By Morris Phillips
The Coliseum Complex hosted two reigning World Champs on Saturday afternoon in the NBA Warriors and the World Series Champion Royals, dwarfing the A’s and their early-season struggles at home.
Nonetheless, the Athletics—now 26 seasons removed from winning big—measured up by posting a big win, and avoiding their worst start to a season at home since 2001.
Josh Reddick hit a three-run shot in the first inning to back Sonny Gray, who labored through six innings in the A’s 5-3 win. The A’s improved to 5-7 on the season, and won for only the second time in eight games at the Coliseum.
“You never want to say this early in the season anything’s a ‘must’ win, but it was a big win for us,” manager Bob Melvin said.
Stephen Vogt homered for the second consecutive game, and the A’s pounded out double-digit hits for the first time in 2016. But this one was won in the middle innings as Kansas City tried to mount a comeback, challenging Gray with lengthy at-bats in the fourth and fifth inning, but denting the A’s ace for just one run.
Gray’s pitch count mounted in the first three innings, and the fourth and the fifth put him at 100 pitches for the game. Just like they did in their post-season run to the World Series crown, the Royals were battling at the plate, while Gray felt his stuff was good, he was missing location more often than what he would find comfortable . The A’s defense behind Gray gave, but occasionally took, with second baseman Jed Lowrie committing a pair of errors.
“Today he dug deep for us to get through that sixth inning,” Melvin said of Gray.
“They’re really pesky and make you work for every single out,” Gray said, basically describing each of the first five innings.
With a run in, and two on in the fourth, Gray induced a ground ball from Alcides Escobar that ended the inning. In the fifth, Kendrys Morales looked at a pair of called strikes before grounding into an inning-ending double play with two more runners aboard.
Eager to compete—and win—Gray made sure he avoided eye contact with Melvin when entering the dugout after the fourth and fifth, in fear that the manager would lift his starter. Melvin took Gray’s cue and sent him back out for the sixth.

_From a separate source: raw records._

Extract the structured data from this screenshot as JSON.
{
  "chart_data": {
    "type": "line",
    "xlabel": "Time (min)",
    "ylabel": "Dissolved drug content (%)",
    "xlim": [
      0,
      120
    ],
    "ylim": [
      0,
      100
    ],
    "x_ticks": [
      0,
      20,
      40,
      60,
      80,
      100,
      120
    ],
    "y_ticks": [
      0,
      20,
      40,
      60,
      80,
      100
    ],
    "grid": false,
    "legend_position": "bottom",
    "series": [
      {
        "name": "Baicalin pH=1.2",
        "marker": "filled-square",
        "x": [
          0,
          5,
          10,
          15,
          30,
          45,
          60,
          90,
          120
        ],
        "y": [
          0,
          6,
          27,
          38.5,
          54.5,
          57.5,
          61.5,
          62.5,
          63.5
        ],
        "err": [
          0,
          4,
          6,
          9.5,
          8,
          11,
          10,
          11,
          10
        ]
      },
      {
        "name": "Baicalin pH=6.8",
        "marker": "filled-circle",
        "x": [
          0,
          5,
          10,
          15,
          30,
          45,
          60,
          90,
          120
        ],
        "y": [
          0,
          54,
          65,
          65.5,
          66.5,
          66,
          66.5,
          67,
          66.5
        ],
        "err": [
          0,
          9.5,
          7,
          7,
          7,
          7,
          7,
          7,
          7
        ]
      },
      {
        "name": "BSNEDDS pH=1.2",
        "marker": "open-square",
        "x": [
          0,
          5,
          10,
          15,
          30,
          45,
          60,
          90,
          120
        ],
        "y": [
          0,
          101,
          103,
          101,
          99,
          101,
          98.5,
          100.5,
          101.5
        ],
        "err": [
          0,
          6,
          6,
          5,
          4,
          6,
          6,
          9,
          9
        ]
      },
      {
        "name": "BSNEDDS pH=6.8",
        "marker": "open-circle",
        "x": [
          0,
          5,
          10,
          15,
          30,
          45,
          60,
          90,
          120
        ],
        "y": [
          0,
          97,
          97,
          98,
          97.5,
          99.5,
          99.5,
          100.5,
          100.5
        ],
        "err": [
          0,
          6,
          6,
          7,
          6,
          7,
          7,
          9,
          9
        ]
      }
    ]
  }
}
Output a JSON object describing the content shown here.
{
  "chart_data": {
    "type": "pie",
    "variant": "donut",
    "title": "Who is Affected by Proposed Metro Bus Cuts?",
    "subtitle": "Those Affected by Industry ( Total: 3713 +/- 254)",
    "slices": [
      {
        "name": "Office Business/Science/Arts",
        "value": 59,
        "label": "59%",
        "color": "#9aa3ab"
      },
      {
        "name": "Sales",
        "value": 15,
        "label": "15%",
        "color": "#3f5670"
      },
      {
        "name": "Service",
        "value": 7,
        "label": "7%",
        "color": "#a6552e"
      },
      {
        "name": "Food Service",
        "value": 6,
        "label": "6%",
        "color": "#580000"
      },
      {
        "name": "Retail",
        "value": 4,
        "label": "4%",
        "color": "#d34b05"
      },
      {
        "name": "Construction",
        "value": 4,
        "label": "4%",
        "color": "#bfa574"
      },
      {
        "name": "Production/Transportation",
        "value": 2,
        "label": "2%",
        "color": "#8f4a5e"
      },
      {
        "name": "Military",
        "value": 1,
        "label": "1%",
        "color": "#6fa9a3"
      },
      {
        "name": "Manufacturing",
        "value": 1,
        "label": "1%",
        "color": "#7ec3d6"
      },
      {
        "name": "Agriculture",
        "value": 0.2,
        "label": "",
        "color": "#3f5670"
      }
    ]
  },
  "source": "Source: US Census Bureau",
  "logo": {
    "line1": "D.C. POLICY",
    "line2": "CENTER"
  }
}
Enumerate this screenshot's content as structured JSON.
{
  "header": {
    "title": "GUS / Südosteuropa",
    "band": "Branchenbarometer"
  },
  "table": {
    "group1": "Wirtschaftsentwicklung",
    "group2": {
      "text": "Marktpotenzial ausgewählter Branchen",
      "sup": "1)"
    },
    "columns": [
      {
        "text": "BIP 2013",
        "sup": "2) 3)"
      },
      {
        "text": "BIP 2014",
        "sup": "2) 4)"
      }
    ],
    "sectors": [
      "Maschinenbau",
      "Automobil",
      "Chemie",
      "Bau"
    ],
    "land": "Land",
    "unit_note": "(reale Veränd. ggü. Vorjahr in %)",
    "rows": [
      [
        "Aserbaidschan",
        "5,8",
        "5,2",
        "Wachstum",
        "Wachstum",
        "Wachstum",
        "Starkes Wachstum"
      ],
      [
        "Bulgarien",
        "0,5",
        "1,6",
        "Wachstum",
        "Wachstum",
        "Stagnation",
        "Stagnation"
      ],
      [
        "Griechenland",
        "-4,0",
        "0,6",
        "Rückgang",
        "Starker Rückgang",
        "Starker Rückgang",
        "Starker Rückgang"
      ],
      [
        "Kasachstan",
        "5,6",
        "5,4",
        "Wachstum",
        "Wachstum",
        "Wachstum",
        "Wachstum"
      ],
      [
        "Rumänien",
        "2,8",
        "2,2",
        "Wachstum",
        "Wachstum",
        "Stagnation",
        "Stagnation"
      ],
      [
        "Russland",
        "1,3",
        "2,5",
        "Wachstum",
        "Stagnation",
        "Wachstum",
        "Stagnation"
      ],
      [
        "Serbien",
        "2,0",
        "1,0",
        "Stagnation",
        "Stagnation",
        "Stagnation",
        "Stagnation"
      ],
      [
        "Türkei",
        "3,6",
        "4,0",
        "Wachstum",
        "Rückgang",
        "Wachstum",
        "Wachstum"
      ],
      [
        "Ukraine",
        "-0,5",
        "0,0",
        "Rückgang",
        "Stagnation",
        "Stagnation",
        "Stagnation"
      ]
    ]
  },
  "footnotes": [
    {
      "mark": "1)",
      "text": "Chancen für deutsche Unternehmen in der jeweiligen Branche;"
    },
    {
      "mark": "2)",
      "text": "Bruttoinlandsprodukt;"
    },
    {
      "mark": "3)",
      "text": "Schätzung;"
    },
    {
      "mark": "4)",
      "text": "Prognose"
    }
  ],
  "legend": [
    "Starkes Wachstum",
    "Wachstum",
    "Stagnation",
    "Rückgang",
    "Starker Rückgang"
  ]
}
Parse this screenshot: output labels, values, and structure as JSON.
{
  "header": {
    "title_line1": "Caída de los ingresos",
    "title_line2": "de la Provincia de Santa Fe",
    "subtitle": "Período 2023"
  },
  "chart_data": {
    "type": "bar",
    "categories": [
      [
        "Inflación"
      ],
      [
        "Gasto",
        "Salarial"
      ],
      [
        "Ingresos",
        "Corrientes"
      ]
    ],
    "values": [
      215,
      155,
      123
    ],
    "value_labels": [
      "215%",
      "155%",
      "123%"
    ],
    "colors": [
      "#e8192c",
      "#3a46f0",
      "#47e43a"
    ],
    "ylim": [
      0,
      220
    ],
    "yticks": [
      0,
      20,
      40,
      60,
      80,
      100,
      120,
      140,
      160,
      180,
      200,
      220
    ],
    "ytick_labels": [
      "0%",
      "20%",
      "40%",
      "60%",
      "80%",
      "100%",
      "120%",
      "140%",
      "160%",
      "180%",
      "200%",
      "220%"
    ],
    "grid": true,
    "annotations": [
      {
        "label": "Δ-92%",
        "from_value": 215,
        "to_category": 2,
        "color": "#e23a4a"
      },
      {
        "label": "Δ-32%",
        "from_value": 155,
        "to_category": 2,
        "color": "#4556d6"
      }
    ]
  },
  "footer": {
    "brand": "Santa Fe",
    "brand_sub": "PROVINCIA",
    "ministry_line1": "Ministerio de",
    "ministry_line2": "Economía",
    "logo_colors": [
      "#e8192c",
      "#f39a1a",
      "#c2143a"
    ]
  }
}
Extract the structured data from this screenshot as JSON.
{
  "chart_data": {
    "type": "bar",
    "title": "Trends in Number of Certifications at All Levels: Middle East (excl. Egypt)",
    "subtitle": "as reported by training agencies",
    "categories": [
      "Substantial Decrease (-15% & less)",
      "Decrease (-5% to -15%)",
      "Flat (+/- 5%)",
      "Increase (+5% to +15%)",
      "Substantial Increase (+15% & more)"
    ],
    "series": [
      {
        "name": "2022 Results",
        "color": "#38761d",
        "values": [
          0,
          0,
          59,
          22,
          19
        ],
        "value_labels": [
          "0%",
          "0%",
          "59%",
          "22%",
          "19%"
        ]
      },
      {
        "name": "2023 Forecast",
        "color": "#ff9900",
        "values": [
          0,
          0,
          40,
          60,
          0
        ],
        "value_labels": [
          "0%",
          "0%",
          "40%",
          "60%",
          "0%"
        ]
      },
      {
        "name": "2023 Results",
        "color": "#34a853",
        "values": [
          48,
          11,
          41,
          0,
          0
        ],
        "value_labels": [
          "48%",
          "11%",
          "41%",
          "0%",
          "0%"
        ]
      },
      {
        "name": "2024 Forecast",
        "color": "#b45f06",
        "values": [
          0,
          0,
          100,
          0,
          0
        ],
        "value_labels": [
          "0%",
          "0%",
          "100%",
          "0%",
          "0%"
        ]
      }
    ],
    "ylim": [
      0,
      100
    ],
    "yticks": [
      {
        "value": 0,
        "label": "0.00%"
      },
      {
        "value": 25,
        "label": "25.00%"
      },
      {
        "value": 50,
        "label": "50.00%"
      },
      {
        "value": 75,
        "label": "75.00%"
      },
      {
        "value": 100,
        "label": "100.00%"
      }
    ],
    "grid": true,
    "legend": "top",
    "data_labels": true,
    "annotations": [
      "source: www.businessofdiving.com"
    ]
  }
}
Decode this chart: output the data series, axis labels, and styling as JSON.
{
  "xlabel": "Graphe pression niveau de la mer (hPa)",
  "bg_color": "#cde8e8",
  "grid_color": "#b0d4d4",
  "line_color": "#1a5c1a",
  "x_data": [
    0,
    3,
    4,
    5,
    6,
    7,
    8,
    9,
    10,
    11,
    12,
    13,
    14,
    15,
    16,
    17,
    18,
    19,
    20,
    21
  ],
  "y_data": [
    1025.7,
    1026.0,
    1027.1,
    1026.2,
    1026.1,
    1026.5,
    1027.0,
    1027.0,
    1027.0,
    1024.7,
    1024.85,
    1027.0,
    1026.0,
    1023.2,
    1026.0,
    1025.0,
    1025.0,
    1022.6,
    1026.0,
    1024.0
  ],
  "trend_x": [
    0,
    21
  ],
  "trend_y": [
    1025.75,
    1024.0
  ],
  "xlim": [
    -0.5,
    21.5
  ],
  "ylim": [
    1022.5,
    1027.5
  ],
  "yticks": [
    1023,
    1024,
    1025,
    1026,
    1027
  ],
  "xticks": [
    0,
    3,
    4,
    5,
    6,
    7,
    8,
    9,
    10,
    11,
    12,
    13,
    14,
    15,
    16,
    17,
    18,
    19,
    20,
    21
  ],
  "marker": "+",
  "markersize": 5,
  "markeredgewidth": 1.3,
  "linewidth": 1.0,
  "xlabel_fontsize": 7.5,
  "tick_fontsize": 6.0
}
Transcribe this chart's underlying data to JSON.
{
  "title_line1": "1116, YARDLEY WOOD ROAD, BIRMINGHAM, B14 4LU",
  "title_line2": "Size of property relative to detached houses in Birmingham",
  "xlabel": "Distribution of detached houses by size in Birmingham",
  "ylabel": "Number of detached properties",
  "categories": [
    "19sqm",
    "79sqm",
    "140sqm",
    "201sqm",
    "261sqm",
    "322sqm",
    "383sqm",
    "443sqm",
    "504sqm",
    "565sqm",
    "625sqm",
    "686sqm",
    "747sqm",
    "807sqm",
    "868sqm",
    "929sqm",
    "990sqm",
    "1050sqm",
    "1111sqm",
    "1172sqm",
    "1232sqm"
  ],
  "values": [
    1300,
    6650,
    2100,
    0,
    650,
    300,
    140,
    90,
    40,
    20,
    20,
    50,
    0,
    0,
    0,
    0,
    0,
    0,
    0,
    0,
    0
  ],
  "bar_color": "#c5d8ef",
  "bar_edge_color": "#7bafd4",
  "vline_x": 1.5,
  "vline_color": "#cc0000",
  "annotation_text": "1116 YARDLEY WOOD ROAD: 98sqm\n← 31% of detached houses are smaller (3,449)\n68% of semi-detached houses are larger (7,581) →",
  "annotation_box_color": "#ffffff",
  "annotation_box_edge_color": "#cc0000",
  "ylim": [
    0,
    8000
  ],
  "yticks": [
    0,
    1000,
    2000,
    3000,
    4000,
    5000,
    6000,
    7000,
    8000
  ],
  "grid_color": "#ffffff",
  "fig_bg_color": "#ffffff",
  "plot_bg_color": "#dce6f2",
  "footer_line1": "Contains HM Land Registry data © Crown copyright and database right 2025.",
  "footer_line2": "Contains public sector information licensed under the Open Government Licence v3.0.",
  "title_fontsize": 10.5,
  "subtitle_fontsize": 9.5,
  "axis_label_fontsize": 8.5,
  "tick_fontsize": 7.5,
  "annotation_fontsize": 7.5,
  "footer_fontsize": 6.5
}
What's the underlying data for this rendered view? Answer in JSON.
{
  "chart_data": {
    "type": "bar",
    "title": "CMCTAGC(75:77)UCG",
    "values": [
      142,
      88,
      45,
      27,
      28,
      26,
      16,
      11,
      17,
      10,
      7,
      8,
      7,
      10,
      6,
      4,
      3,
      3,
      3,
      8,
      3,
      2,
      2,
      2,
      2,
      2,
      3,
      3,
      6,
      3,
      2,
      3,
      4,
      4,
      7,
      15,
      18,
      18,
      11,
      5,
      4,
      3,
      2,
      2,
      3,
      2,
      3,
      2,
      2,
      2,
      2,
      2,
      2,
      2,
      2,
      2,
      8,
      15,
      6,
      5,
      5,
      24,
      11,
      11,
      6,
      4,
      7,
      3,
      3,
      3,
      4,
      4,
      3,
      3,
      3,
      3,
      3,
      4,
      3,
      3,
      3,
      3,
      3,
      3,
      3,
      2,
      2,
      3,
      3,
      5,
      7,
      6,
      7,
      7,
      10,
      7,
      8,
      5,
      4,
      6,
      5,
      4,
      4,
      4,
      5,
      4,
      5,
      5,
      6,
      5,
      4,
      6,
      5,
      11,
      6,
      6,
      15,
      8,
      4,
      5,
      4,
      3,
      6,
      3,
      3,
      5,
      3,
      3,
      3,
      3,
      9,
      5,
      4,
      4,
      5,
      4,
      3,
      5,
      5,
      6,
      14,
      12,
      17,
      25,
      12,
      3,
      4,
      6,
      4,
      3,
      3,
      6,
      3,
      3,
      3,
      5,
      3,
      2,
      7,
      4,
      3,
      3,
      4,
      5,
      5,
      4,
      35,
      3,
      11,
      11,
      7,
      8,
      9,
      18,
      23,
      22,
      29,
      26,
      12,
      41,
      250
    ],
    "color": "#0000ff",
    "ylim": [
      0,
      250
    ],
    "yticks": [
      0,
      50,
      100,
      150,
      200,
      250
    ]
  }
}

“Obviously, I’d like to get deeper. But I’m glad they gave me the opportunity to go back out there,” Gray said.
Gray rewarded that faith with a 1-2-3 inning in the sixth that required his final 14 pitches of the afternoon. The A’s bullpen took it from there as John Axford, Sean Doolittle and Ryan Madson recorded the final nine outs.
Chris Young took the loss for Kansas City, falling to 0-3. The 6’10” veteran looked like a mechanical mess, allowing Reddick’s blast, walking a couple, and getting pulled in the fifth with the Royals trailing 4-2.
The win ended a four-game losing streak dating back to their sweep last weekend in Seattle. Lucky for Oakland, the AL West hasn’t set the world on fire in the first two weeks, and the first place Rangers—just 7-6—are comfortably within reach.
The A’s look for a series win on Sunday with Chris Bassitt on the mound opposite Kansas City’s Kris Medlin at 1:05pm.
DOOLITTLE SAYS HE FINE, AND MELVIN CONCURS: Sean Doolittle pitched to just one batter, and wasn’t in his familiar closers’ role on Saturday, one day after allowing Eric Hosmer’s mammoth home run over the center field wall, just part of his early struggles that have his ERA sitting at 6.35. Melvin made it clear that his closer hadn’t been demoted, but had earned a reduced role on Saturday after working the previous two days.
Doolittle retired Alex Gordon on seven pitches to end the eighth.
He spoke afterwards, and after looking at video, and speaking to catcher Stephen Vogt, felt encouraged that he hasn’t compounded his trouble by not getting out of innings after allowing some damage. Still, he understands the anxiousness of the fans and others, especially with the team struggling and the specter of Jim Johnson’s awful April two years ago.
“Against the backdrop of what’s been happening this season, it looks way worse than it is,” Doolittle said.